Somut olayda ise; her ne kadar İnşaat Mühendisleri Odası tarafından boru hattı döşeme işlerinde çalışan tecrübeli bir ustanın 2007/Kasım ayı itibari ile 960,00 TL alacağının bildirilmesi üzerine bilirkişi tarafından bu miktar esas alınarak zarar hesabı yapılmışsa da; dosyada mevcut 2007/11. aya ait imzalı ücret bordrosundan davacıya 419,15 TL ödendiği anlaşılmaktadır. Ayrıca söz konusu emsal ücret araştırmasında “boru hattı döşeme işlerinde çalışan tecrübeli bir ustanın” emsal ücreti bildirilmiş olup dosya kapsamından; Çalışma ve Sosyal Güvenlik Bakanlığı Müfettişi tarafından düzenlenen raporda davacının düz işçi olduğunun bildirildiği, davacının da müfettişe verdiği ifadede “işyerinin yapmakta olduğu şehir içme suyu şebekesinde boru döşemesi gibi işlerde görevlendiriliyorum” şeklinde beyanda bulunduğu, bu itibarla davacının “usta” olduğuna dair dosya kapsamında delil bulunmadığı anlaşılmaktadır.
Bu durumda mahkemece yapılacak iş; aksi aynı kuvvette yazılı belgeyle kanıtlanamayan imzalı ücret bordrosundaki miktar esas alınarak yeniden hesap raporu aldırmak ve tüm deliller bir arada değerlendirilerek karar vermekten ibarettir.

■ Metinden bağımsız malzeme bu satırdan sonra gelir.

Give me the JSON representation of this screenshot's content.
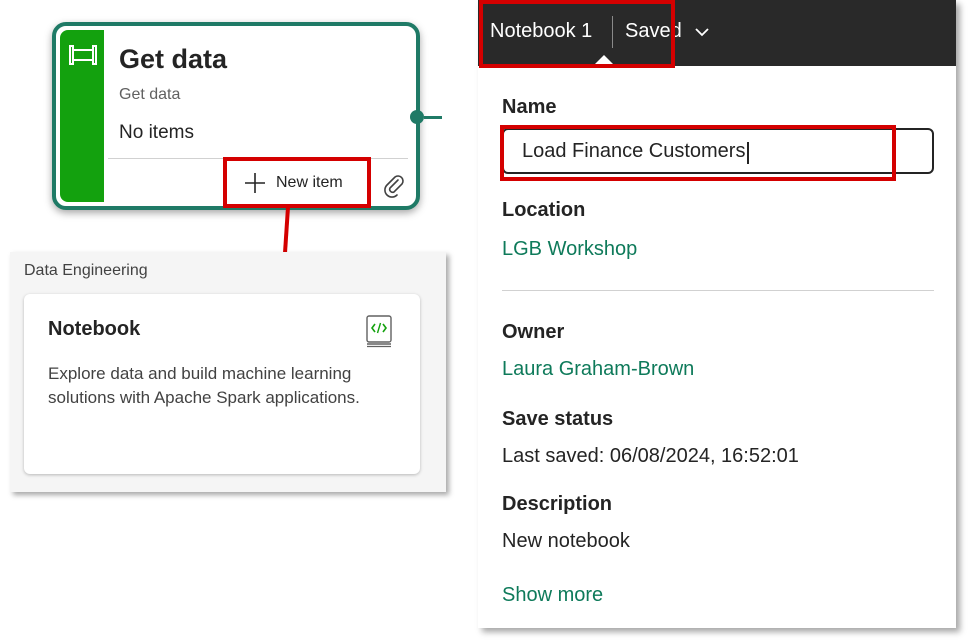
{
  "get_data_card": {
    "title": "Get data",
    "subtitle": "Get data",
    "empty_text": "No items",
    "new_item_label": "New item",
    "accent_color": "#13a10e",
    "border_color": "#1f7a66",
    "icon": "pipeline-icon"
  },
  "data_engineering": {
    "section_label": "Data Engineering",
    "notebook_card": {
      "title": "Notebook",
      "description": "Explore data and build machine learning solutions with Apache Spark applications.",
      "icon": "notebook-code-icon"
    }
  },
  "details": {
    "header": {
      "title": "Notebook 1",
      "status": "Saved",
      "chevron": "chevron-down-icon"
    },
    "name": {
      "label": "Name",
      "value": "Load Finance Customers"
    },
    "location": {
      "label": "Location",
      "value": "LGB Workshop"
    },
    "owner": {
      "label": "Owner",
      "value": "Laura Graham-Brown"
    },
    "save_status": {
      "label": "Save status",
      "value": "Last saved: 06/08/2024, 16:52:01"
    },
    "description": {
      "label": "Description",
      "value": "New notebook"
    },
    "show_more": "Show more",
    "link_color": "#0e7a5a",
    "header_color": "#292929"
  },
  "callout_color": "#d40000"
}
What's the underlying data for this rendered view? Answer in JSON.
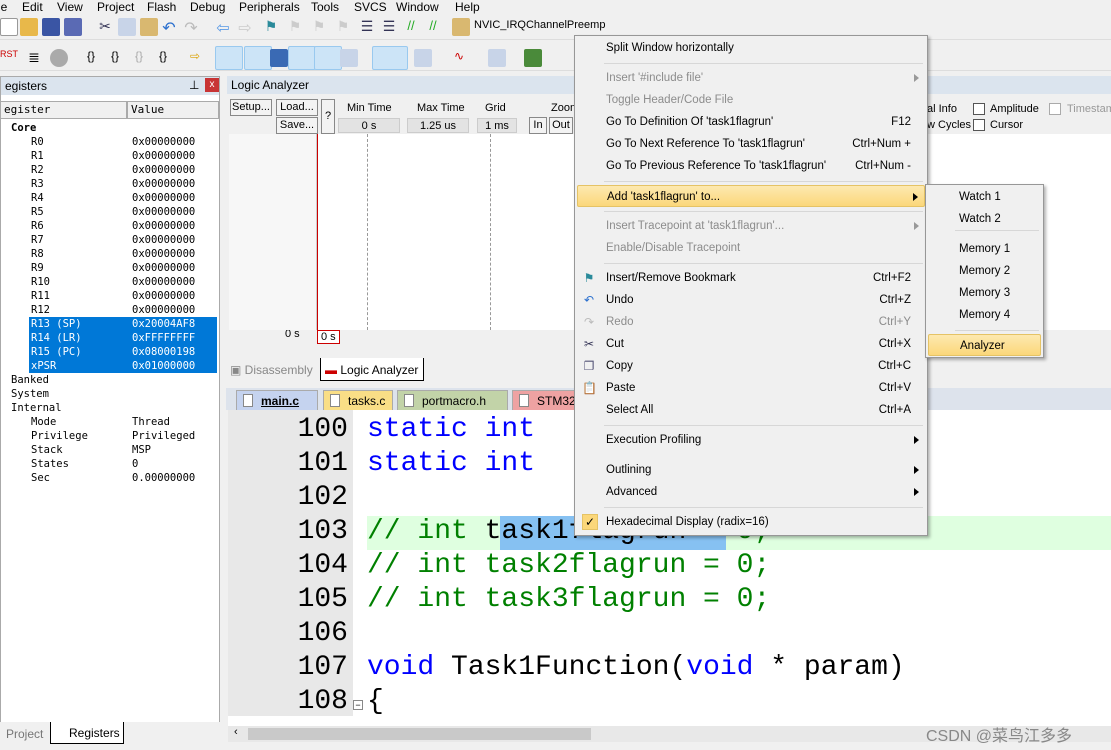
{
  "menubar": [
    "le",
    "Edit",
    "View",
    "Project",
    "Flash",
    "Debug",
    "Peripherals",
    "Tools",
    "SVCS",
    "Window",
    "Help"
  ],
  "toolbar": {
    "combo_value": "NVIC_IRQChannelPreemp"
  },
  "registers": {
    "title": "egisters",
    "col_register": "egister",
    "col_value": "Value",
    "groups": {
      "core": "Core",
      "banked": "Banked",
      "system": "System",
      "internal": "Internal"
    },
    "core": [
      [
        "R0",
        "0x00000000"
      ],
      [
        "R1",
        "0x00000000"
      ],
      [
        "R2",
        "0x00000000"
      ],
      [
        "R3",
        "0x00000000"
      ],
      [
        "R4",
        "0x00000000"
      ],
      [
        "R5",
        "0x00000000"
      ],
      [
        "R6",
        "0x00000000"
      ],
      [
        "R7",
        "0x00000000"
      ],
      [
        "R8",
        "0x00000000"
      ],
      [
        "R9",
        "0x00000000"
      ],
      [
        "R10",
        "0x00000000"
      ],
      [
        "R11",
        "0x00000000"
      ],
      [
        "R12",
        "0x00000000"
      ],
      [
        "R13 (SP)",
        "0x20004AF8"
      ],
      [
        "R14 (LR)",
        "0xFFFFFFFF"
      ],
      [
        "R15 (PC)",
        "0x08000198"
      ],
      [
        "xPSR",
        "0x01000000"
      ]
    ],
    "internal": [
      [
        "Mode",
        "Thread"
      ],
      [
        "Privilege",
        "Privileged"
      ],
      [
        "Stack",
        "MSP"
      ],
      [
        "States",
        "0"
      ],
      [
        "Sec",
        "0.00000000"
      ]
    ]
  },
  "bottom_tabs": {
    "project": "Project",
    "registers": "Registers"
  },
  "logic_analyzer": {
    "title": "Logic Analyzer",
    "setup": "Setup...",
    "load": "Load...",
    "save": "Save...",
    "help": "?",
    "min_time_label": "Min Time",
    "min_time": "0 s",
    "max_time_label": "Max Time",
    "max_time": "1.25 us",
    "grid_label": "Grid",
    "grid": "1 ms",
    "zoom_label": "Zoom",
    "zoom_in": "In",
    "zoom_out": "Out",
    "signal_info": "al Info",
    "show_cycles": "w Cycles",
    "amplitude": "Amplitude",
    "cursor": "Cursor",
    "timestamps": "Timestam",
    "time_left": "0 s",
    "time_cursor": "0 s"
  },
  "view_tabs": {
    "disassembly": "Disassembly",
    "logic_analyzer": "Logic Analyzer"
  },
  "file_tabs": [
    {
      "name": "main.c",
      "color": "#c5d3ef"
    },
    {
      "name": "tasks.c",
      "color": "#f9de86"
    },
    {
      "name": "portmacro.h",
      "color": "#c2d3a8"
    },
    {
      "name": "STM32F",
      "color": "#eea2a2"
    }
  ],
  "editor": {
    "lines": [
      "100",
      "101",
      "102",
      "103",
      "104",
      "105",
      "106",
      "107",
      "108"
    ]
  },
  "context_menu": [
    {
      "label": "Split Window horizontally"
    },
    {
      "label": "Insert '#include file'",
      "disabled": true,
      "submenu": true
    },
    {
      "label": "Toggle Header/Code File",
      "disabled": true
    },
    {
      "label": "Go To Definition Of 'task1flagrun'",
      "shortcut": "F12"
    },
    {
      "label": "Go To Next Reference To 'task1flagrun'",
      "shortcut": "Ctrl+Num +"
    },
    {
      "label": "Go To Previous Reference To 'task1flagrun'",
      "shortcut": "Ctrl+Num -"
    },
    {
      "label": "Add 'task1flagrun' to...",
      "submenu": true,
      "highlighted": true
    },
    {
      "label": "Insert Tracepoint at 'task1flagrun'...",
      "disabled": true,
      "submenu": true
    },
    {
      "label": "Enable/Disable Tracepoint",
      "disabled": true
    },
    {
      "label": "Insert/Remove Bookmark",
      "shortcut": "Ctrl+F2",
      "icon": "bookmark-flag-icon"
    },
    {
      "label": "Undo",
      "shortcut": "Ctrl+Z",
      "icon": "undo-icon"
    },
    {
      "label": "Redo",
      "shortcut": "Ctrl+Y",
      "disabled": true,
      "icon": "redo-icon"
    },
    {
      "label": "Cut",
      "shortcut": "Ctrl+X",
      "icon": "scissors-icon"
    },
    {
      "label": "Copy",
      "shortcut": "Ctrl+C",
      "icon": "copy-icon"
    },
    {
      "label": "Paste",
      "shortcut": "Ctrl+V",
      "icon": "paste-icon"
    },
    {
      "label": "Select All",
      "shortcut": "Ctrl+A"
    },
    {
      "label": "Execution Profiling",
      "submenu": true
    },
    {
      "label": "Outlining",
      "submenu": true
    },
    {
      "label": "Advanced",
      "submenu": true
    },
    {
      "label": "Hexadecimal Display (radix=16)",
      "checked": true
    }
  ],
  "submenu": [
    {
      "label": "Watch 1"
    },
    {
      "label": "Watch 2"
    },
    {
      "label": "Memory 1"
    },
    {
      "label": "Memory 2"
    },
    {
      "label": "Memory 3"
    },
    {
      "label": "Memory 4"
    },
    {
      "label": "Analyzer",
      "highlighted": true
    }
  ],
  "watermark": "CSDN @菜鸟江多多",
  "colors": {
    "selection": "#0078d7",
    "menu_highlight": "#fbd77a",
    "keyword": "#0000ff",
    "comment": "#008000"
  }
}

Mahkemece bu maddi ve hukuki olgular nazara alınmaksızın yazılı şekilde karar verilmesi usul ve yasaya aykırı olup bozma nedenidir.
O halde davalının bu yönleri amaçlayan temyiz itirazları kabul edilmeli ve hüküm bozulmalıdır.
SONUÇ: Hükmün yukarıda açıklanan nedenlerle BOZULMASINA, temyiz harcının istek halinde temyiz eden davalılardan Z.. A.. ‘ye iadesine
04.11.2014 gününde oybirliğiyle karar verildi.